The difference is gender:
Jefa (feminine gender).
Jefe ( masculine gender).
Actually that's not quite true anywhere. The rule of thumb was that professional and role words ending with e didn't change, although most of them do now in most parts of Latin America. If you look up gerente or presidente on the DLE, the dictionary of the Real Academia de la Lengua Española, the listings for those words quite specifically list in which countries the feminine form is used. But if you look up jefe, it just lists el jefe/la jefa, although it does say that jefe is acceptable for the feminine form for the first and especially the second meaning (the military). But since Duolingo concentrates on Latin American Spanish, where the majority of the countries/regions use the feminine form, although not all, for all these role words, that's what Duo teaches.

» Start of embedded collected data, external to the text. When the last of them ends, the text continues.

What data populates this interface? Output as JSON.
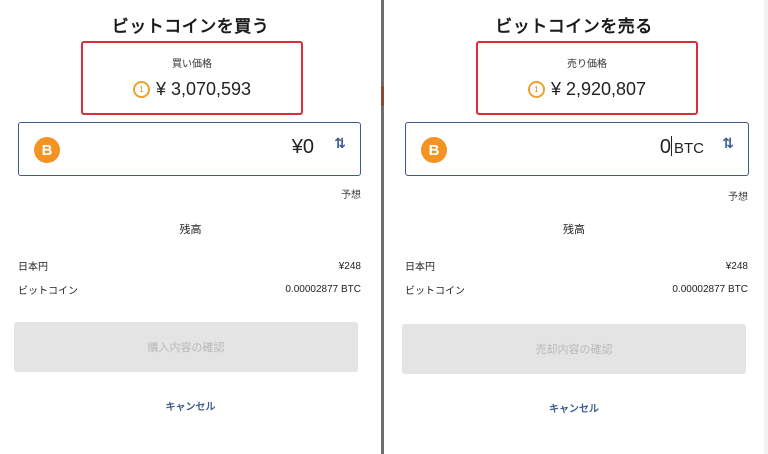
{
  "buy": {
    "title": "ビットコインを買う",
    "price_label": "買い価格",
    "price": "¥ 3,070,593",
    "timer_glyph": "1",
    "amount": "¥0",
    "amount_unit": "",
    "estimate": "予想",
    "balance_title": "残高",
    "jpy_label": "日本円",
    "jpy_value": "¥248",
    "btc_label": "ビットコイン",
    "btc_value": "0.00002877 BTC",
    "confirm_label": "購入内容の確認",
    "cancel_label": "キャンセル"
  },
  "sell": {
    "title": "ビットコインを売る",
    "price_label": "売り価格",
    "price": "¥ 2,920,807",
    "timer_glyph": "1",
    "amount": "0",
    "amount_unit": "BTC",
    "estimate": "予想",
    "balance_title": "残高",
    "jpy_label": "日本円",
    "jpy_value": "¥248",
    "btc_label": "ビットコイン",
    "btc_value": "0.00002877 BTC",
    "confirm_label": "売却内容の確認",
    "cancel_label": "キャンセル"
  },
  "icons": {
    "coin": "bitcoin-icon",
    "swap": "swap-icon",
    "timer": "timer-icon",
    "coin_glyph": "B",
    "swap_glyph": "⇅"
  },
  "colors": {
    "highlight_border": "#e02b3a",
    "input_border": "#3c5a8c",
    "bitcoin_orange": "#f29322",
    "timer_orange": "#f0a030",
    "disabled_button": "#e4e4e4"
  }
}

Jefe on DLE - https://dle.rae.es/?id=MPAoQ4z
Presidente on DLE https://dle.rae.es/?id=U6Yu3bh
Gerente on DLE https://dle.rae.es/?id=J8rFRwL
No. That would be The Boss wants more tea. Both are valid sentences in both languages, but they aren't the same. The problem that users often get into is assuming that the purpose of this exercise is to teach you how to say that your boss wants more tea. It isn't. There are some greetings and other set phrases that are used pretty much ritualistically word for word. Duo is trying to teach you those. And there are different manners of expressions like ¡Qué hermosa! There you just learn how to construct that manner. But most of the sentences just combine various vocabulary grammar and syntax rules in Spanish. And while dropping the verb beber here doesn't really change the meaning at all, that can't be said most of the time. Él quiere construir una casa nueva. He wants to build a new house. Taking the construir/to build out of those sentences definitely change the meaning. But the two sentences are demonstrating the same grammatical construction. It's that construction that is being drilled here.
When you see jefa, it's for a female boss. But with all these professional designations ending in e, like jefe, gerente and presidente, you will also see la jefe, la gerente or la presidente, especially in Spain. Most of Latin America has adopted the a ending, however.

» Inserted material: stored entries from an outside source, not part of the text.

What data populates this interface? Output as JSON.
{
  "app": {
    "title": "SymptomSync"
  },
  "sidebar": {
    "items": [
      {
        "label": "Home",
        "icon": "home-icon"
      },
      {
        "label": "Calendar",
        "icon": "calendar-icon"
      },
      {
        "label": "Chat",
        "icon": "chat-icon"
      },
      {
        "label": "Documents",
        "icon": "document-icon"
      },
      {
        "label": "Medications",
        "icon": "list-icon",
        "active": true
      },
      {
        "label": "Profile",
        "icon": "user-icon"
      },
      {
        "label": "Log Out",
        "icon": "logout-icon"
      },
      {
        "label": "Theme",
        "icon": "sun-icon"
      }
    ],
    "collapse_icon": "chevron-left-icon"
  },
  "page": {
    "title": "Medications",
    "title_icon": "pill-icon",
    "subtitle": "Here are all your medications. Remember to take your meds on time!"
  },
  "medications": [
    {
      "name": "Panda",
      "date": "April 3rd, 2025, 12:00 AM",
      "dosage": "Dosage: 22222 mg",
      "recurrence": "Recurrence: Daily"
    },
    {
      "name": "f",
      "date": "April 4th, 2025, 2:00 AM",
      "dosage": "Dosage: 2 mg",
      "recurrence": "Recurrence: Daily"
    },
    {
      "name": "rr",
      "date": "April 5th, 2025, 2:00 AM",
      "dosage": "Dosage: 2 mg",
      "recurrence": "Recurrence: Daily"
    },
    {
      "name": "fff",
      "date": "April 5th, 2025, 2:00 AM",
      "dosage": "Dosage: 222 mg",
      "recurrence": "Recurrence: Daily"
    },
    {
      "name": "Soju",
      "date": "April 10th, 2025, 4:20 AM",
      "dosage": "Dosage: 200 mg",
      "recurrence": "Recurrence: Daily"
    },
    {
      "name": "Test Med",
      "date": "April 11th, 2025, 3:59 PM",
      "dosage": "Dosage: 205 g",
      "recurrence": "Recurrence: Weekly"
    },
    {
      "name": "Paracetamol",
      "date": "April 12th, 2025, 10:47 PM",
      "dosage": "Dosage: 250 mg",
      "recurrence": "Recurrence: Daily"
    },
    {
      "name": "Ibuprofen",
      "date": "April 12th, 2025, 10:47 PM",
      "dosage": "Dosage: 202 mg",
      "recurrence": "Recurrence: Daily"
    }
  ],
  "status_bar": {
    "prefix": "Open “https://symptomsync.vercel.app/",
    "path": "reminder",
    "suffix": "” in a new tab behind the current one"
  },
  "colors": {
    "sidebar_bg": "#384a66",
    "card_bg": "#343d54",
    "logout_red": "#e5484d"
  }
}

The sentence The Boss wants more tea doesn't necessarily mean that the boss wants to drink more tea. She may be stocking the storeroom, or want to increase the company's production of tea. Spanish works the same way. You can say La jefa quiere más té. Out of context a Spanish speaker would also probably assume that she wanted to drink it, but the other examples would also work. You can't assume either that the languages work the same way or that they work differently. You just have to translate so that the resulting sentence works in as many possible settings as the source, to the extent possible. You didn't translate this Spanish sentence.

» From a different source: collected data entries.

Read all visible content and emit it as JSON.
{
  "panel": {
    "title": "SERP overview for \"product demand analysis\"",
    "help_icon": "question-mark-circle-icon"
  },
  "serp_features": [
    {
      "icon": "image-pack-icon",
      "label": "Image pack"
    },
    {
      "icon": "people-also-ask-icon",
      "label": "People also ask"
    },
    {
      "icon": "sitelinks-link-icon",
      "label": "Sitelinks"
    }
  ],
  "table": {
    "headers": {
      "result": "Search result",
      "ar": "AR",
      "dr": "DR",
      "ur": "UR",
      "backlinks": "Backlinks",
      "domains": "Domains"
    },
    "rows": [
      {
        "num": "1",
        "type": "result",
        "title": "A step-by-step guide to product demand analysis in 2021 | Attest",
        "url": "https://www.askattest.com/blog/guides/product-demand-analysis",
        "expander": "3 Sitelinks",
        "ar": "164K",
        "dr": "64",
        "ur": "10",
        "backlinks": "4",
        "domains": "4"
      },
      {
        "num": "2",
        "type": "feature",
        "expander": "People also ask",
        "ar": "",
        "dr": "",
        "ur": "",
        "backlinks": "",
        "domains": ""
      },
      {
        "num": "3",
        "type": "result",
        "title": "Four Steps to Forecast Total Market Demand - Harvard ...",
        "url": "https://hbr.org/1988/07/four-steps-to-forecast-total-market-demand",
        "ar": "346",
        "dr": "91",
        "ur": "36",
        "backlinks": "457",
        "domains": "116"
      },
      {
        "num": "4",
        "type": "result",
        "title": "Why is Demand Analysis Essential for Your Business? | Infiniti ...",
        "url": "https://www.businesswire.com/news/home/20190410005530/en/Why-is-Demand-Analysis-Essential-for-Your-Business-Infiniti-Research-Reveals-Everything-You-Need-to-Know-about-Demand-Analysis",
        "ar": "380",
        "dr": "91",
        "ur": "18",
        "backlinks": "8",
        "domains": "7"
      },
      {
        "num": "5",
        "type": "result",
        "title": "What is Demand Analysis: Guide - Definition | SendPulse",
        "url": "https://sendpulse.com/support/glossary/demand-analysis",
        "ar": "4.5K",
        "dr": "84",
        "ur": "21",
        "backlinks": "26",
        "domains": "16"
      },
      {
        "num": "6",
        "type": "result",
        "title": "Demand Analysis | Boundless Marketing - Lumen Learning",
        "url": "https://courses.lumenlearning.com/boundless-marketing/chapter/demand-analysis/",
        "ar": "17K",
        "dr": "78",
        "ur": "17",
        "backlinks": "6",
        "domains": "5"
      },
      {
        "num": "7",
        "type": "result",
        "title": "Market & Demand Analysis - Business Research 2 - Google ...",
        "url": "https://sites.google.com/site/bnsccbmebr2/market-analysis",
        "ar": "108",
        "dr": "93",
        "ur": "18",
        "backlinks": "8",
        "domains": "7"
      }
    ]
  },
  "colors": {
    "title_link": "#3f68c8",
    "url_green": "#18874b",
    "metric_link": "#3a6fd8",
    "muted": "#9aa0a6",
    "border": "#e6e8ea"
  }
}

We don't know that she gets it herself. We don't know whether she gets it at all. This could just be a sentence about wanting to drink more tea is general in her life. Or it could be a message relayed by one employee to the person responsible for getting her tea. Personally, I have never gotten coffee or tea for my boss even when I was working as a secretary. And it had nothing to do with whether it was a man or a woman. In fact, if I were working on putting a proposal together, my boss sometimes has gotten me coffee or tea. This has nothing to do with women's rights, a woman's "place", or the glass ceiling.